Por qué la muerte es invisible


Este cuento está incluido en el libro “La muerte y el duelo a través de los cuentos” de Carmen Moreno Lorite.

Cuento tibetano

Hubo una vez un anciano que vivía en un pueblo con su mujer y sus dos hijos ya crecidos. El anciano buscó esposas para sus hijos esperando que sus nueras cuidaran de él y de su mujer, pero en cuanto se casaron se fueron a vivir a otro lugar.

Esto le partió el corazón a la mujer del anciano, que murió poco después de la boda de sus hijos. Durante algún tiempo el anciano vivió lo mejor que pudo con sus pocos ahorros, pero cuando se le acabaron se vio obligado a trabajar. Tuvo que ir al bosque a cortar leña para venderla en el mercado.
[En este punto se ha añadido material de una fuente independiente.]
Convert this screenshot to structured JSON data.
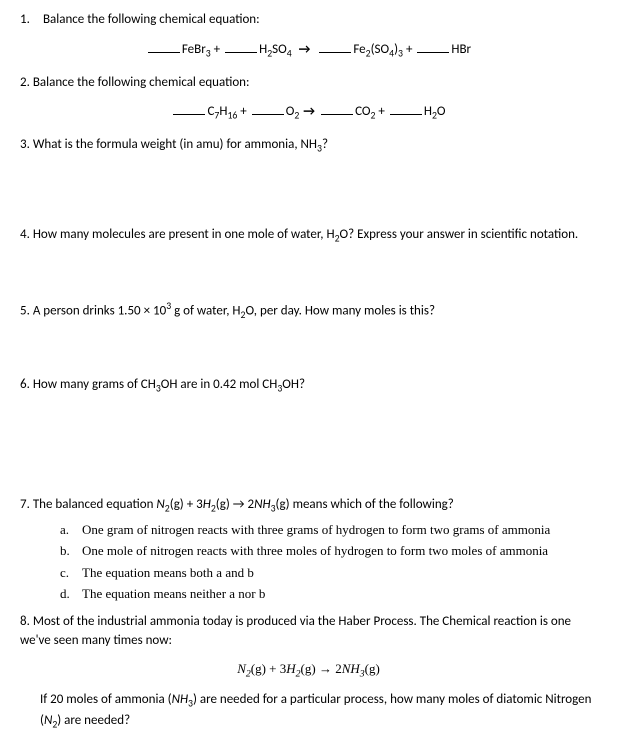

Era un trabajo muy duro para un hombre tan viejo como él, pero no había más remedio.

Un día, el anciano fue al bosque a cortar las ramas de un árbol seco. Volvía con el cesto tan cargado que iba doblado por el peso de la leña y caminaba muy despacio por el bosque. No era tan fuerte como cuando era joven, así que tenía que pararse cada poco a descansar. En una de estas paradas se lio un cigarro y se puso a pensar en su esposa muerta, sus desalmados hijos y la mala vejez que estaba teniendo. Era demasiado para él. El anciano, maldiciendo su destino, gritó:

–¿Por qué no viene la Muerte y me lleva?

Y sucedió que la Muerte andaba por allí cerca y escuchó el desesperado deseo del anciano. Se acercó y le preguntó:

–¿Por qué me llamas?

El anciano se quedó estupefacto.

–¿Y tú quién eres?

–Soy la Muerte. ¿No es a mí a quien llamabas? –le respondió ésta.
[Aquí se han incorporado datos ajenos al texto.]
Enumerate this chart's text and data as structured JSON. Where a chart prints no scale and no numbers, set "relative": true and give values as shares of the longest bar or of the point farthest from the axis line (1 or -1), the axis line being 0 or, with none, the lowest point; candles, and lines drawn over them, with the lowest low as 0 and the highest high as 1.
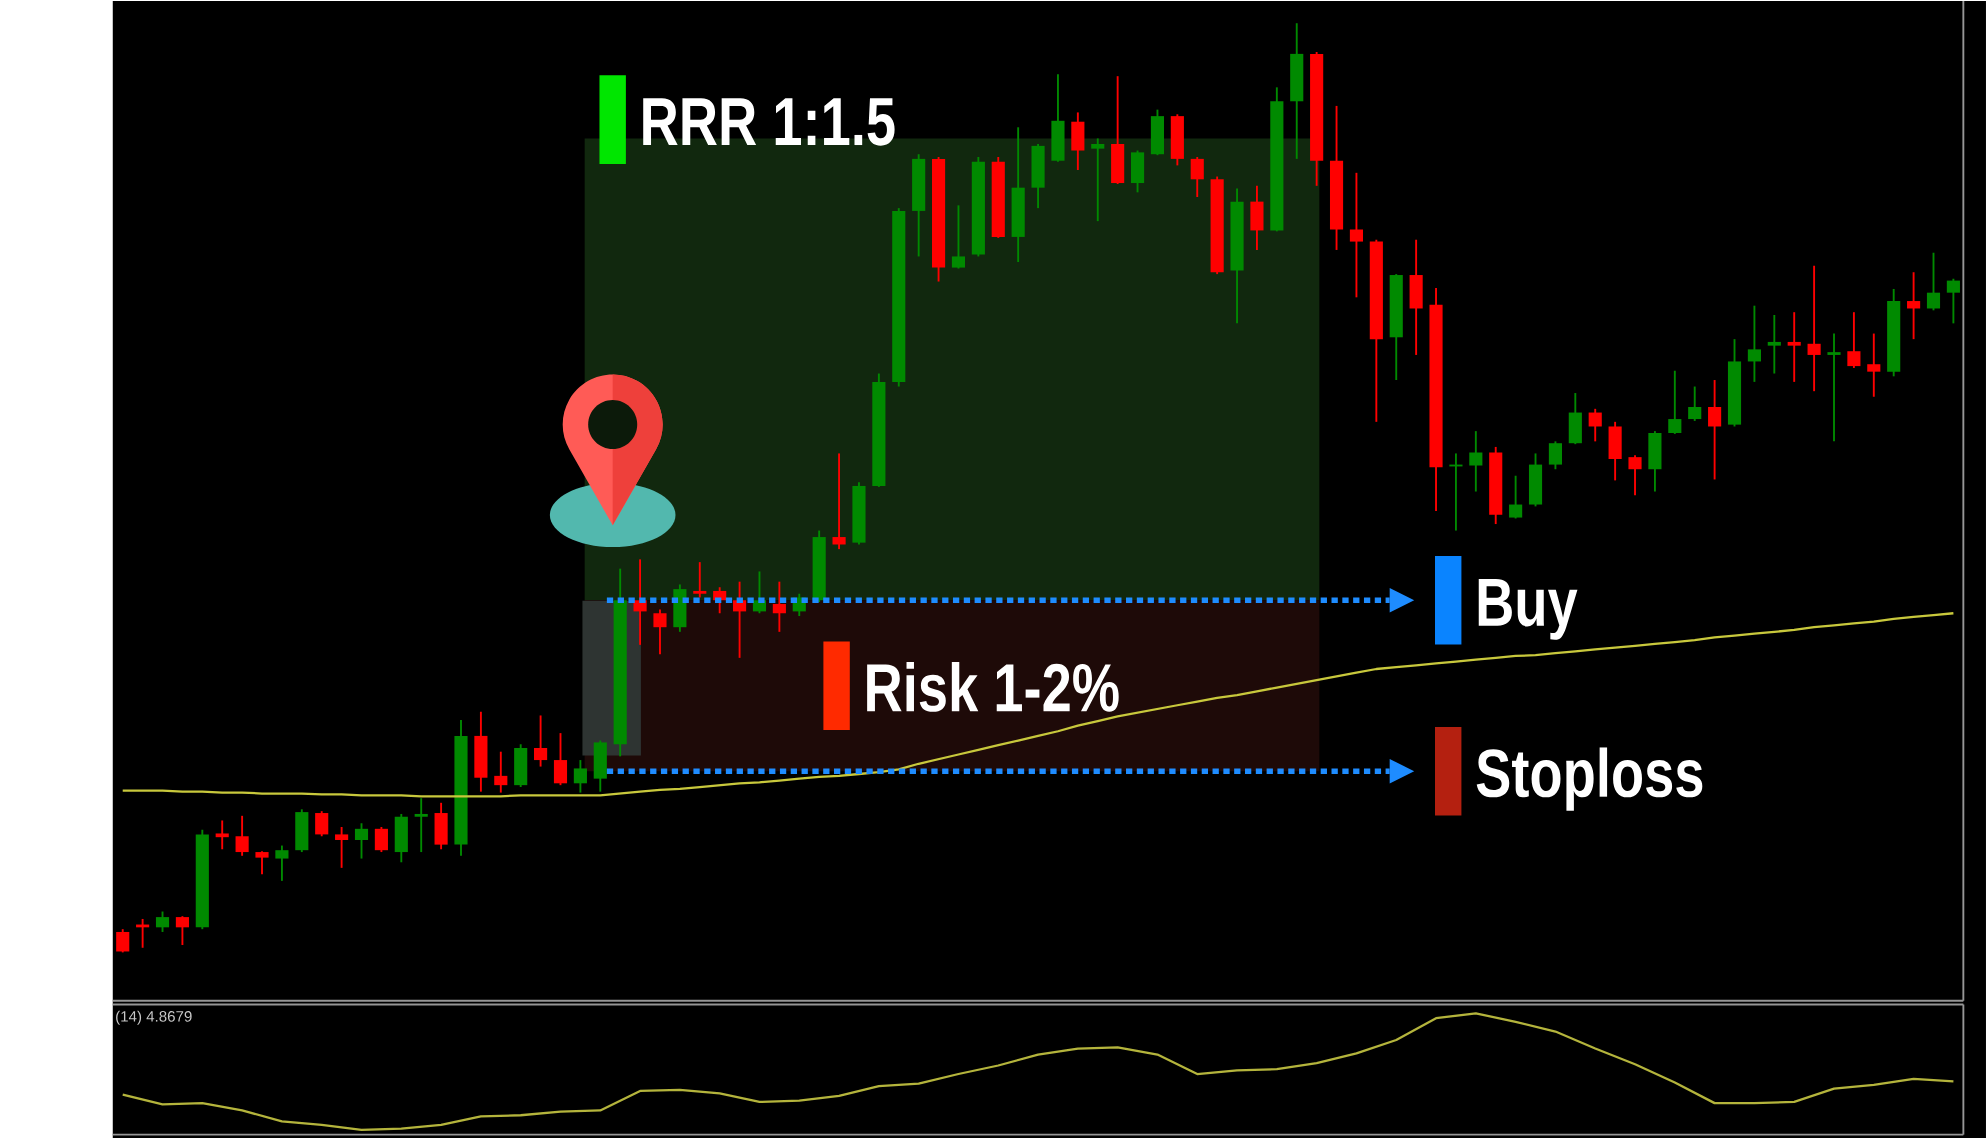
{
  "chart_data": [
    {
      "type": "candlestick",
      "relative": true,
      "categories": [
        null,
        null,
        null,
        null,
        null,
        null,
        null,
        null,
        null,
        null,
        null,
        null,
        null,
        null,
        null,
        null,
        null,
        null,
        null,
        null,
        null,
        null,
        null,
        null,
        null,
        null,
        null,
        null,
        null,
        null,
        null,
        null,
        null,
        null,
        null,
        null,
        null,
        null,
        null,
        null,
        null,
        null,
        null,
        null,
        null,
        null,
        null,
        null,
        null,
        null,
        null,
        null,
        null,
        null,
        null,
        null,
        null,
        null,
        null,
        null,
        null,
        null,
        null,
        null,
        null,
        null,
        null,
        null,
        null,
        null,
        null,
        null,
        null,
        null,
        null,
        null,
        null,
        null,
        null,
        null,
        null,
        null,
        null,
        null,
        null,
        null,
        null,
        null,
        null,
        null,
        null,
        null,
        null
      ],
      "ohlc": [
        [
          0.022,
          0.025,
          0,
          0.001
        ],
        [
          0.03,
          0.036,
          0.005,
          0.027
        ],
        [
          0.027,
          0.044,
          0.022,
          0.038
        ],
        [
          0.038,
          0.039,
          0.008,
          0.027
        ],
        [
          0.027,
          0.132,
          0.025,
          0.127
        ],
        [
          0.128,
          0.142,
          0.111,
          0.124
        ],
        [
          0.125,
          0.147,
          0.104,
          0.108
        ],
        [
          0.108,
          0.109,
          0.084,
          0.102
        ],
        [
          0.101,
          0.115,
          0.077,
          0.11
        ],
        [
          0.11,
          0.154,
          0.108,
          0.151
        ],
        [
          0.15,
          0.152,
          0.125,
          0.127
        ],
        [
          0.127,
          0.135,
          0.091,
          0.121
        ],
        [
          0.121,
          0.139,
          0.101,
          0.133
        ],
        [
          0.133,
          0.135,
          0.108,
          0.11
        ],
        [
          0.108,
          0.149,
          0.097,
          0.146
        ],
        [
          0.146,
          0.166,
          0.108,
          0.149
        ],
        [
          0.15,
          0.161,
          0.111,
          0.116
        ],
        [
          0.116,
          0.25,
          0.104,
          0.233
        ],
        [
          0.233,
          0.259,
          0.173,
          0.188
        ],
        [
          0.19,
          0.216,
          0.172,
          0.18
        ],
        [
          0.18,
          0.224,
          0.178,
          0.22
        ],
        [
          0.22,
          0.255,
          0.2,
          0.207
        ],
        [
          0.207,
          0.236,
          0.18,
          0.182
        ],
        [
          0.182,
          0.207,
          0.172,
          0.198
        ],
        [
          0.187,
          0.228,
          0.173,
          0.226
        ],
        [
          0.224,
          0.413,
          0.211,
          0.379
        ],
        [
          0.379,
          0.423,
          0.331,
          0.367
        ],
        [
          0.365,
          0.369,
          0.321,
          0.35
        ],
        [
          0.35,
          0.396,
          0.345,
          0.391
        ],
        [
          0.389,
          0.42,
          0.382,
          0.386
        ],
        [
          0.389,
          0.393,
          0.365,
          0.379
        ],
        [
          0.379,
          0.399,
          0.317,
          0.367
        ],
        [
          0.367,
          0.41,
          0.365,
          0.379
        ],
        [
          0.375,
          0.399,
          0.345,
          0.365
        ],
        [
          0.367,
          0.386,
          0.362,
          0.382
        ],
        [
          0.379,
          0.454,
          0.377,
          0.447
        ],
        [
          0.447,
          0.537,
          0.434,
          0.439
        ],
        [
          0.441,
          0.506,
          0.439,
          0.502
        ],
        [
          0.502,
          0.623,
          0.501,
          0.614
        ],
        [
          0.614,
          0.801,
          0.609,
          0.798
        ],
        [
          0.798,
          0.859,
          0.749,
          0.854
        ],
        [
          0.854,
          0.856,
          0.722,
          0.737
        ],
        [
          0.737,
          0.804,
          0.736,
          0.749
        ],
        [
          0.751,
          0.856,
          0.749,
          0.851
        ],
        [
          0.851,
          0.856,
          0.769,
          0.77
        ],
        [
          0.77,
          0.888,
          0.743,
          0.823
        ],
        [
          0.823,
          0.87,
          0.801,
          0.868
        ],
        [
          0.852,
          0.945,
          0.851,
          0.895
        ],
        [
          0.894,
          0.904,
          0.842,
          0.863
        ],
        [
          0.865,
          0.876,
          0.787,
          0.87
        ],
        [
          0.87,
          0.943,
          0.827,
          0.828
        ],
        [
          0.828,
          0.863,
          0.818,
          0.861
        ],
        [
          0.859,
          0.907,
          0.858,
          0.9
        ],
        [
          0.9,
          0.902,
          0.847,
          0.854
        ],
        [
          0.854,
          0.856,
          0.813,
          0.832
        ],
        [
          0.832,
          0.835,
          0.73,
          0.732
        ],
        [
          0.734,
          0.822,
          0.677,
          0.808
        ],
        [
          0.808,
          0.825,
          0.756,
          0.777
        ],
        [
          0.777,
          0.931,
          0.776,
          0.916
        ],
        [
          0.916,
          1,
          0.854,
          0.967
        ],
        [
          0.967,
          0.969,
          0.825,
          0.852
        ],
        [
          0.852,
          0.911,
          0.756,
          0.778
        ],
        [
          0.778,
          0.839,
          0.705,
          0.765
        ],
        [
          0.765,
          0.767,
          0.571,
          0.66
        ],
        [
          0.662,
          0.73,
          0.616,
          0.729
        ],
        [
          0.729,
          0.767,
          0.643,
          0.693
        ],
        [
          0.697,
          0.715,
          0.475,
          0.522
        ],
        [
          0.523,
          0.537,
          0.454,
          0.525
        ],
        [
          0.524,
          0.561,
          0.496,
          0.538
        ],
        [
          0.538,
          0.544,
          0.461,
          0.471
        ],
        [
          0.468,
          0.513,
          0.467,
          0.482
        ],
        [
          0.482,
          0.537,
          0.48,
          0.525
        ],
        [
          0.525,
          0.55,
          0.52,
          0.548
        ],
        [
          0.548,
          0.602,
          0.547,
          0.581
        ],
        [
          0.581,
          0.585,
          0.55,
          0.566
        ],
        [
          0.566,
          0.571,
          0.508,
          0.531
        ],
        [
          0.533,
          0.535,
          0.492,
          0.52
        ],
        [
          0.52,
          0.561,
          0.496,
          0.559
        ],
        [
          0.559,
          0.626,
          0.558,
          0.574
        ],
        [
          0.574,
          0.609,
          0.572,
          0.587
        ],
        [
          0.587,
          0.616,
          0.509,
          0.566
        ],
        [
          0.568,
          0.66,
          0.566,
          0.636
        ],
        [
          0.636,
          0.696,
          0.614,
          0.649
        ],
        [
          0.653,
          0.686,
          0.623,
          0.657
        ],
        [
          0.657,
          0.689,
          0.614,
          0.653
        ],
        [
          0.655,
          0.739,
          0.604,
          0.643
        ],
        [
          0.643,
          0.666,
          0.55,
          0.646
        ],
        [
          0.647,
          0.689,
          0.629,
          0.631
        ],
        [
          0.633,
          0.666,
          0.598,
          0.625
        ],
        [
          0.625,
          0.714,
          0.62,
          0.701
        ],
        [
          0.701,
          0.732,
          0.66,
          0.693
        ],
        [
          0.693,
          0.753,
          0.691,
          0.71
        ],
        [
          0.71,
          0.725,
          0.677,
          0.723
        ]
      ],
      "colors": [
        "#ff0000",
        "#ff0000",
        "#008a00",
        "#ff0000",
        "#008a00",
        "#ff0000",
        "#ff0000",
        "#ff0000",
        "#008a00",
        "#008a00",
        "#ff0000",
        "#ff0000",
        "#008a00",
        "#ff0000",
        "#008a00",
        "#008a00",
        "#ff0000",
        "#008a00",
        "#ff0000",
        "#ff0000",
        "#008a00",
        "#ff0000",
        "#ff0000",
        "#008a00",
        "#008a00",
        "#008a00",
        "#ff0000",
        "#ff0000",
        "#008a00",
        "#ff0000",
        "#ff0000",
        "#ff0000",
        "#008a00",
        "#ff0000",
        "#008a00",
        "#008a00",
        "#ff0000",
        "#008a00",
        "#008a00",
        "#008a00",
        "#008a00",
        "#ff0000",
        "#008a00",
        "#008a00",
        "#ff0000",
        "#008a00",
        "#008a00",
        "#008a00",
        "#ff0000",
        "#008a00",
        "#ff0000",
        "#008a00",
        "#008a00",
        "#ff0000",
        "#ff0000",
        "#ff0000",
        "#008a00",
        "#ff0000",
        "#008a00",
        "#008a00",
        "#ff0000",
        "#ff0000",
        "#ff0000",
        "#ff0000",
        "#008a00",
        "#ff0000",
        "#ff0000",
        "#008a00",
        "#008a00",
        "#ff0000",
        "#008a00",
        "#008a00",
        "#008a00",
        "#008a00",
        "#ff0000",
        "#ff0000",
        "#ff0000",
        "#008a00",
        "#008a00",
        "#008a00",
        "#ff0000",
        "#008a00",
        "#008a00",
        "#008a00",
        "#ff0000",
        "#ff0000",
        "#008a00",
        "#ff0000",
        "#ff0000",
        "#008a00",
        "#ff0000",
        "#008a00",
        "#008a00"
      ],
      "series": [
        {
          "type": "line",
          "color": "#c8c83c",
          "values": [
            0.174,
            0.174,
            0.174,
            0.173,
            0.173,
            0.172,
            0.172,
            0.171,
            0.171,
            0.171,
            0.17,
            0.17,
            0.169,
            0.169,
            0.169,
            0.168,
            0.168,
            0.168,
            0.168,
            0.168,
            0.169,
            0.169,
            0.169,
            0.169,
            0.169,
            0.171,
            0.173,
            0.175,
            0.176,
            0.178,
            0.18,
            0.182,
            0.183,
            0.185,
            0.187,
            0.189,
            0.19,
            0.192,
            0.194,
            0.197,
            0.203,
            0.208,
            0.213,
            0.218,
            0.223,
            0.228,
            0.233,
            0.238,
            0.244,
            0.249,
            0.254,
            0.258,
            0.262,
            0.266,
            0.27,
            0.274,
            0.277,
            0.281,
            0.285,
            0.289,
            0.293,
            0.297,
            0.301,
            0.305,
            0.307,
            0.309,
            0.311,
            0.313,
            0.315,
            0.317,
            0.319,
            0.32,
            0.322,
            0.324,
            0.326,
            0.328,
            0.33,
            0.332,
            0.334,
            0.336,
            0.339,
            0.341,
            0.343,
            0.345,
            0.347,
            0.35,
            0.352,
            0.354,
            0.356,
            0.359,
            0.361,
            0.363,
            0.365
          ]
        }
      ],
      "bands": [
        {
          "axis": "y",
          "from": 0.379,
          "to": 0.876,
          "label": "RRR 1:1.5",
          "color": "#11280e"
        },
        {
          "axis": "y",
          "from": 0.195,
          "to": 0.379,
          "label": "Risk 1-2%",
          "color": "#1e0a08"
        }
      ],
      "ref_lines": [
        {
          "axis": "y",
          "value": 0.379,
          "label": "Buy",
          "color": "#1e8cff",
          "line_style": "dotted"
        },
        {
          "axis": "y",
          "value": 0.195,
          "label": "Stoploss",
          "color": "#1e8cff",
          "line_style": "dotted"
        }
      ]
    },
    {
      "type": "line",
      "relative": true,
      "categories": [
        null,
        null,
        null,
        null,
        null,
        null,
        null,
        null,
        null,
        null,
        null,
        null,
        null,
        null,
        null,
        null,
        null,
        null,
        null,
        null,
        null,
        null,
        null,
        null,
        null,
        null,
        null,
        null,
        null,
        null,
        null,
        null,
        null,
        null,
        null,
        null,
        null,
        null,
        null,
        null,
        null,
        null,
        null,
        null,
        null,
        null,
        null
      ],
      "series": [
        {
          "color": "#b4b43c",
          "values": [
            0.33,
            0.25,
            0.26,
            0.2,
            0.11,
            0.08,
            0.04,
            0.05,
            0.08,
            0.15,
            0.16,
            0.19,
            0.2,
            0.36,
            0.37,
            0.34,
            0.27,
            0.28,
            0.32,
            0.4,
            0.42,
            0.5,
            0.57,
            0.66,
            0.71,
            0.72,
            0.66,
            0.5,
            0.53,
            0.54,
            0.59,
            0.67,
            0.78,
            0.96,
            1,
            0.93,
            0.85,
            0.71,
            0.58,
            0.43,
            0.26,
            0.26,
            0.27,
            0.38,
            0.41,
            0.46,
            0.44
          ]
        }
      ],
      "annotations": [
        "(14) 4.8679"
      ]
    }
  ]
}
El anciano pensó que se estaba volviendo loco y miró a la Muerte, desconfiado.

–¿Acaso lo dudas? Te lo demostraré. ¿Ves aquella mujer en el río? Va a morir.

Y en cuanto la Muerte acabó de decir esto, la mujer se desvaneció, cayó en el agua y desapareció. El anciano pensó que, seguro que se estaba dando un baño y que pronto saldría a la superficie, pero pocos minutos más tarde su cuerpo sin vida salió a flote en la superficie del río. El anciano sintió miedo porque en ese momento se dio cuenta de que lo que había deseado se cumplía. Aquel ser que tenía ante él era la mismísima Muerte. Comenzó a excusarse ante la muerte:

–Verás, no lo decía en serio.

–No temas, a nadie me llevo antes de que llegue su hora.

–¿Y cuándo será mi hora? –preguntó el anciano, que no tenía ganas de seguir discutiendo con la Muerte.

–Te quedan cinco años –le respondió la Muerte, y desapareció.

El anciano supo que le quedaban sólo cinco años de vida y el deseo de seguir viviendo se apoderó de él. Se fue a lo más profundo del bosque y allí encontró un árbol centenario. Comenzó a excavar debajo del árbol y construyó un laberinto, y al final del laberinto excavó siete habitaciones que conducían la una a la otra; la última tenía una gruesa puerta hecha con algunas de las ramas del árbol centenario. Cuando pasaron los cinco años, la Muerte llegó y lo encontró sentado al pie del árbol.

–Tu hora ha llegado –le dijo la Muerte al anciano.

–Iré contigo –le respondió el anciano–, pero antes me gustaría mostrarte lo que he hecho en estos cinco años.

La Muerte asintió y le acompañó. El anciano llevó a la Muerte a través del laberinto y, cuando llegó al final, la hizo pasar de habitación en habitación, y en la más recóndita la encerró. Luego salió afuera cerrando todas las habitaciones según salía.

Con la Muerte encerrada en el laberinto del anciano, nadie en la tierra se moría. La población aumentó tanto que la comida comenzó a escasear. La gente se hacía cada vez más vieja, se volvía decrépita y vivía sufriendo achaques, pero nadie se moría. El ciclo de la creación había sido gravemente alterado y el equilibrio se había roto. Los dioses se preocuparon y fueron a ver a Visnú. El dios que todo lo ve supo exactamente dónde estaba la Muerte. Se disfrazó de hombre común y bajó a la tierra. Fue a ver al anciano, que estaba todavía sentado al pie del árbol, inimaginablemente viejo, débil y decrépito. Sus ojos cansados miraron a Visnú y allí él vio todo el sufrimiento que su vida le causaba.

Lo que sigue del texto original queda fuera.